A client would then use this code via:

PowerEngine eng = PowerEngineFactory.getEngine();
long power = eng.square(54);

What have we gained by this exercise? Well, it means that we can change an implementation of PowerEngine (even changing the name) without having to update the client. We also could have multiple implementations and have the factory figure out which would be the best response (often by reading at runtime a configuration file).

We have all used these sorts of factories as the Java API is full of them. In order to have a standard XML parsing library and yet allow anyone to implement a new version, we ask for an XML parser from a factory:

include javax.xml.parsers.*;
SAXParserFactory factory = SAXParserFactory.newInstance();
SAXParser parser = factory.newSAXParser();

In this case, every XML parsing library you may download and install implements this runtime factory.
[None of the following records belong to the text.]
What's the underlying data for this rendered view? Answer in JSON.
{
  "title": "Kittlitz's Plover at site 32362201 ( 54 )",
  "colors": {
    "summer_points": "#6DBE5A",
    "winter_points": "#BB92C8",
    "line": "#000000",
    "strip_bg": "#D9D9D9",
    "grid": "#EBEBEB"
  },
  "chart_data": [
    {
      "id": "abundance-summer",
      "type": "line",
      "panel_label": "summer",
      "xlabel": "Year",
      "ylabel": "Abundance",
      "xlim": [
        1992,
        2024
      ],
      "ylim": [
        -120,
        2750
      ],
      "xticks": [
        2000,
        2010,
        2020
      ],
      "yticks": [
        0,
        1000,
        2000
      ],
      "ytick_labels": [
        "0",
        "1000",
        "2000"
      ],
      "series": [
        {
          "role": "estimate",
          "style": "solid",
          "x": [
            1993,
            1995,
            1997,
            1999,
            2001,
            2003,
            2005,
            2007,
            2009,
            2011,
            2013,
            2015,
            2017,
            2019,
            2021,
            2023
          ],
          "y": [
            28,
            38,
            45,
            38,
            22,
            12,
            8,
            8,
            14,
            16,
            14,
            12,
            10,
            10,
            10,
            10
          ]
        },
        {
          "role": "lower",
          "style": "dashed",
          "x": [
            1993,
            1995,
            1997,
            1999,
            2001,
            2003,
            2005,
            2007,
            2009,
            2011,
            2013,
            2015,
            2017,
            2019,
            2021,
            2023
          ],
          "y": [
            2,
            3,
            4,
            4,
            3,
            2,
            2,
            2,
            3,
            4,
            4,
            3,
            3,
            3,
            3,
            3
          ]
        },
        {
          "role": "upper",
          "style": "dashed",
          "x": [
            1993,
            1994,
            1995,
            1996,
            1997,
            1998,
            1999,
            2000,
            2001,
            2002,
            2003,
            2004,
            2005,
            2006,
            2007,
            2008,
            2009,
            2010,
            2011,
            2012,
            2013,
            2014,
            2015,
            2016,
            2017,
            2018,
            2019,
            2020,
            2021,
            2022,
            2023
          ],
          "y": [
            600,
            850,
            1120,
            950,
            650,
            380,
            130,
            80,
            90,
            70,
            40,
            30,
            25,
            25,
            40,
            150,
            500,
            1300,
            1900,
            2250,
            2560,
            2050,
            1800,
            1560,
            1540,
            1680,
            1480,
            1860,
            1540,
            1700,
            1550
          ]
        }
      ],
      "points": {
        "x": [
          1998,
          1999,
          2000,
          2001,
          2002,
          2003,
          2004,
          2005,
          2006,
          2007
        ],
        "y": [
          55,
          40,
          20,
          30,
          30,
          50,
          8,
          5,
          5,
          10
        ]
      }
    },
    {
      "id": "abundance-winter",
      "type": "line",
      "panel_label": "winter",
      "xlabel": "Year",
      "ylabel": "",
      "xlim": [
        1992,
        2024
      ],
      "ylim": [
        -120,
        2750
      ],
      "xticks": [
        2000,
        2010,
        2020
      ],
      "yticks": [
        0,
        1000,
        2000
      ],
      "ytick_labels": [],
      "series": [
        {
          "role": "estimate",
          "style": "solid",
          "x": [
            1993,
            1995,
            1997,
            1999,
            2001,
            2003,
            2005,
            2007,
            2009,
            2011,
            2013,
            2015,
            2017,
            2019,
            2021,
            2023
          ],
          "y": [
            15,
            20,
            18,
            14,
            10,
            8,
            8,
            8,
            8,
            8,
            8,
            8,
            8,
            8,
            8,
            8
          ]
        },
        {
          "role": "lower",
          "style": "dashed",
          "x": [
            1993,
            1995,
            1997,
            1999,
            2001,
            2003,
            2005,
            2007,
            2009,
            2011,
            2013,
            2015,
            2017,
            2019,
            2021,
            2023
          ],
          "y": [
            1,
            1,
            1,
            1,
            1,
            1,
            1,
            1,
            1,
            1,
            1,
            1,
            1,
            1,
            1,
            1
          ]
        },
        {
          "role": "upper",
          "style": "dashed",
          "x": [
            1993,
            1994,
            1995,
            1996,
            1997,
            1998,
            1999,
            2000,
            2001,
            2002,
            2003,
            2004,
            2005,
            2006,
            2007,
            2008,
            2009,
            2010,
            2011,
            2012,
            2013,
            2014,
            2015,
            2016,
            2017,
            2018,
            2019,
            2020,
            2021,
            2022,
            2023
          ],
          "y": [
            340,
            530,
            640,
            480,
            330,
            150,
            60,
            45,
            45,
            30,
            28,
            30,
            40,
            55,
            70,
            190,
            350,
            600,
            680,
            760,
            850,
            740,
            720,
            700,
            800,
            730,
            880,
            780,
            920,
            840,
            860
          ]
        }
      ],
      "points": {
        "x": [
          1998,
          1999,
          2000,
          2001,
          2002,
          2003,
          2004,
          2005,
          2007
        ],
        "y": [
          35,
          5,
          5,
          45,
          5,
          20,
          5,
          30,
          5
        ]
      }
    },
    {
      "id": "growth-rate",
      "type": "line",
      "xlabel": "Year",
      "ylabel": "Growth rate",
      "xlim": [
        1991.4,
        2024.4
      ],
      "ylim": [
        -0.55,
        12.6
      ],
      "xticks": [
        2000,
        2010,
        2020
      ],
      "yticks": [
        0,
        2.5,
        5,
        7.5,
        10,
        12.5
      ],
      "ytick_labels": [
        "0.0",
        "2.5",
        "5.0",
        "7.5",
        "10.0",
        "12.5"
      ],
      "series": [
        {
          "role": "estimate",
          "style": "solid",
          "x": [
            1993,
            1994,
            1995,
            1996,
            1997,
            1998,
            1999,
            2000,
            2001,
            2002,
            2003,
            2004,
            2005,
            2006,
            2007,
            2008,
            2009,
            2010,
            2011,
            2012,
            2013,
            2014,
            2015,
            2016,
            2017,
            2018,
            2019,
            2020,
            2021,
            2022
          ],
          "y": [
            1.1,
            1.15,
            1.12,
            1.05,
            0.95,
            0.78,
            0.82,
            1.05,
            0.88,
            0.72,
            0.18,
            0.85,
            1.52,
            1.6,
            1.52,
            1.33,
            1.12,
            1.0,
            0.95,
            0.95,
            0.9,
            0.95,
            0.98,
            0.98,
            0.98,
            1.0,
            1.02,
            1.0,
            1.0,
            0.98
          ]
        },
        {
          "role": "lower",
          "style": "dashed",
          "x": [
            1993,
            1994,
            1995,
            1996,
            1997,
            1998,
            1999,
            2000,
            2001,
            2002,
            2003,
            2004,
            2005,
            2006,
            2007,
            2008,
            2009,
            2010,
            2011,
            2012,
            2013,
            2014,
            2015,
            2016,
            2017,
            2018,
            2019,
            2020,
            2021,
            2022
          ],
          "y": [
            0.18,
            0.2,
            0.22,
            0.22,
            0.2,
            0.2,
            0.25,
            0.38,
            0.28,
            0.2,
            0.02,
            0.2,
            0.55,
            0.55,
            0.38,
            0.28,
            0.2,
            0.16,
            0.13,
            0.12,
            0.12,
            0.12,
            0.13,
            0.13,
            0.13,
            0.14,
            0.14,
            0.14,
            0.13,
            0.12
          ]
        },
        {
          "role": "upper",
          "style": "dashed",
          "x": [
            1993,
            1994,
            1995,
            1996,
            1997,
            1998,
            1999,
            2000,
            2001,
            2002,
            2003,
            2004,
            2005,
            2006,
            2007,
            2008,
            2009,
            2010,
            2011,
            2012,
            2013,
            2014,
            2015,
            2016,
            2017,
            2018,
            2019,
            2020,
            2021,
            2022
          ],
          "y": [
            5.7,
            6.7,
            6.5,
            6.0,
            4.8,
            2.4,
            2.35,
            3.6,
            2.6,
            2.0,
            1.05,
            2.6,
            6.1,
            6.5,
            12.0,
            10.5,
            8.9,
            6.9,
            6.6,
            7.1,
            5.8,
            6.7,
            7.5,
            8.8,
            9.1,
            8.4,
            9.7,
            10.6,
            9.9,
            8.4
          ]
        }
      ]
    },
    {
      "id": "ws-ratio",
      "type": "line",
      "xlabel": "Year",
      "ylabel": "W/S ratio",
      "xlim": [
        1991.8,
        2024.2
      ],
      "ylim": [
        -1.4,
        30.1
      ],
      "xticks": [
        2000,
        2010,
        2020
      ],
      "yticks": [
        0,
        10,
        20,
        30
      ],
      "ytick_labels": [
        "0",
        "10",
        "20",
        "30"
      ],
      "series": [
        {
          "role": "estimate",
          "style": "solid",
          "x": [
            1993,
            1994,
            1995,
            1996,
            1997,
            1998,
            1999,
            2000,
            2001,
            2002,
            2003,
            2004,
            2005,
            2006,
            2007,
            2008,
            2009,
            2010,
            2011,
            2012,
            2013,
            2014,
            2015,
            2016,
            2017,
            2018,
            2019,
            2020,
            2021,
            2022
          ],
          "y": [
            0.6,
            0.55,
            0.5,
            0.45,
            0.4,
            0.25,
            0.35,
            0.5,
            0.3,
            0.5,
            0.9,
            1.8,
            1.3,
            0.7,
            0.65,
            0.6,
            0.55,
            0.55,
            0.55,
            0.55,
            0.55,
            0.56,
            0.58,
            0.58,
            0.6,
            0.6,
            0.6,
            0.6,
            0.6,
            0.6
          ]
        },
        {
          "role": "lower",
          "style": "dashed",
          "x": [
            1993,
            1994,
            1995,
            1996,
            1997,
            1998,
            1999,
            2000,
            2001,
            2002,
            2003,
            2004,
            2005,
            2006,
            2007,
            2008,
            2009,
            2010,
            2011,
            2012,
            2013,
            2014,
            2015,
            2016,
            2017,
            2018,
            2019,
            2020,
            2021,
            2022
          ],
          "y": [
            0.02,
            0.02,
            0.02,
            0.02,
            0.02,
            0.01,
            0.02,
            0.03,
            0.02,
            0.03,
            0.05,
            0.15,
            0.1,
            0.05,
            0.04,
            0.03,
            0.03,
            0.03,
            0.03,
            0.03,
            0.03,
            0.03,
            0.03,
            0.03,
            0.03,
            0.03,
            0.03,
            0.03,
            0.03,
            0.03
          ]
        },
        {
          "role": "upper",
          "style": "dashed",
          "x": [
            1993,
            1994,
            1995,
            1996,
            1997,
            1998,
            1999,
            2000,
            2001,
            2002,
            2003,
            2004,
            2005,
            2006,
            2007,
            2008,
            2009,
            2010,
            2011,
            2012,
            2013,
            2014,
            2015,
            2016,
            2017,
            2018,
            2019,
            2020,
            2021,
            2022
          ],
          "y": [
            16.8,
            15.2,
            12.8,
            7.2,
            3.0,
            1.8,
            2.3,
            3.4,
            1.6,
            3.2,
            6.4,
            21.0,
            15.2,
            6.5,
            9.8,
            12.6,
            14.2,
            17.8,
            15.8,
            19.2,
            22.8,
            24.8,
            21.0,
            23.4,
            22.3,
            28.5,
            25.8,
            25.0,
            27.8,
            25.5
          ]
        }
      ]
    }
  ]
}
You can change a library implementation without altering your source code.

But doesn't a client now depend on the factory class, i.e. PowerEngineFactory? Yes it does. It also depends on access to the PowerEngine interface code. Granted, the factory classes usually don't change as much as the classes they return, but we still have more dependencies than we might like.

Before I talk about a more general solution using Reflection, let me clarify something:

You don't have to actually create an interface. You could create an abstract parent and have all of the implementing classes simply derive from this parent. Now your client will be expect an object of the parent class. However, I think it is clearer as to your intentions to create an interface.